17 września o godz. 5.00 wyruszyliśmy na Podlasie. Naszym głównym celem było Sanktuarium Cudu Eucharystycznego w Sokółce. Po drodze zajechaliśmy do Tykocina, gdzie zwiedziliśmy Wielką Synagogę i poznaliśmy tradycje wspólnoty żydowskiej- starszych braci w wierze.

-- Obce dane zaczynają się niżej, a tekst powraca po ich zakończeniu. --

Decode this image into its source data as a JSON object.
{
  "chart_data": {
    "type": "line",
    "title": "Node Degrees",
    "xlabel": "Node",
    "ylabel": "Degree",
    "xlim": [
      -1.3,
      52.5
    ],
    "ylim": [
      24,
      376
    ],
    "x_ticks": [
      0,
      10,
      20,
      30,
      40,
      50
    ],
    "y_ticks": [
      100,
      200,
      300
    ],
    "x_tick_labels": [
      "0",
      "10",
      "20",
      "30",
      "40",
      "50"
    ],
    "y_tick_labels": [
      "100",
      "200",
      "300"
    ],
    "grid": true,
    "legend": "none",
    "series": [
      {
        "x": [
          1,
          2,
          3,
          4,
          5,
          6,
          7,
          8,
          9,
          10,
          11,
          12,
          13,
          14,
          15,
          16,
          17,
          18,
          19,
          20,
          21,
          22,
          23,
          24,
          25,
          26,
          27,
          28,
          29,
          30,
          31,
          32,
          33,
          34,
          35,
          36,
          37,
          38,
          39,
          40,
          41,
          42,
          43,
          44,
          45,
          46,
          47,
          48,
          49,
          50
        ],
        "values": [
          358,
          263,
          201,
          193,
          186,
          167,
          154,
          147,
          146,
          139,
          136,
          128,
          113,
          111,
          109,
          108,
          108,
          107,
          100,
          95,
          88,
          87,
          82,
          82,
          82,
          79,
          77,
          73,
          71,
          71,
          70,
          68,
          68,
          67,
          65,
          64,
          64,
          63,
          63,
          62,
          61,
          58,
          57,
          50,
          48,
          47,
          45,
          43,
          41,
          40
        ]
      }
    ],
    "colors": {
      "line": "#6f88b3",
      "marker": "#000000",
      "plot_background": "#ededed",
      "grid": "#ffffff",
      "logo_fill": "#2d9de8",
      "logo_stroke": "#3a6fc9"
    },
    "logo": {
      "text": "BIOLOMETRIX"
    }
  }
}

Poza tym poznaliśmy miejsca związane z historią Polski – pomnik Stefana Czarnieckiego z 1763r., Pomnik Orła Białego – upamiętniający ustanowienie przez Augusta II w 1705r. najwyższego orderu Rzeczypospolitej, widzieliśmy zamek królewski króla Polski i Wielkiego Księstwa Litewskiego Zygmunta Augusta, w którym, między innymi, umarł Janusz Radziwiłł podczas potopu szwedzkiego.
Około godz. 14.00 dotarliśmy do Kościoła pw. Świętego Antoniego Padewskiego- miejsca Cudu Eucharystycznego w Sokółce. W sali pielgrzymów poznaliśmy historię cudu. Przed Najświętszym Sakramentem, wpatrzeni w cząstkę serca Jezusa Chrystusa, modliliśmy się koronką do Miłosierdzia Bożego. Później, w cichej modlitwie polecaliśmy Bogu Diecezję Toruńską, kapłanów, parafię oraz intencje własne i powierzone. Wieczorem uczestniczyliśmy we Mszy Świętej, którą koncelebrował nasz duchowy przewodnik ksiądz Dawid Urbaniak.
Jeszcze tego samego dnia udaliśmy się do Świętej Wody – Sanktuarium Matki Bożej Bolesnej. Proboszcz Sanktuarium , ksiądz Alfred, poprowadził nas do groty Matki Bożej, gdzie odśpiewaliśmy Apel Jasnogórski i zostawiliśmy , przywieziony z Torunia kamień intencyjny. Następnie o godzinie 22.00 rozważaliśmy Drogę Krzyżową i postawiliśmy pamiątkowy krzyż na Górze Krzyży. Pełni duchowych przeżyć, w skupieniu udaliśmy się na spoczynek.
W niedzielę wzięliśmy udział we Mszy Świętej kończącej oktawę odpustu Święta Matki Bożej Bolesnej, którą również koncelebrował ksiądz Dawid.
Po śniadaniu udaliśmy się do Supraśla, gdzie zwiedziliśmy przepiękną ekspozycję ikon
w Muzeum znajdującym się w dawnym pałacu archimandrytów położonym w kompleksie klasztornym Monasteru prawosławnego. Następnie w Cerkwi Jana Teologa uczestniczyliśmy
w koncercie przyklasztornego chóru cerkiewnego i zwiedziliśmy Monaster.
Głęboko uduchowieni i radośni, wzbogacając podróż modlitwą i śpiewem wróciliśmy do domu.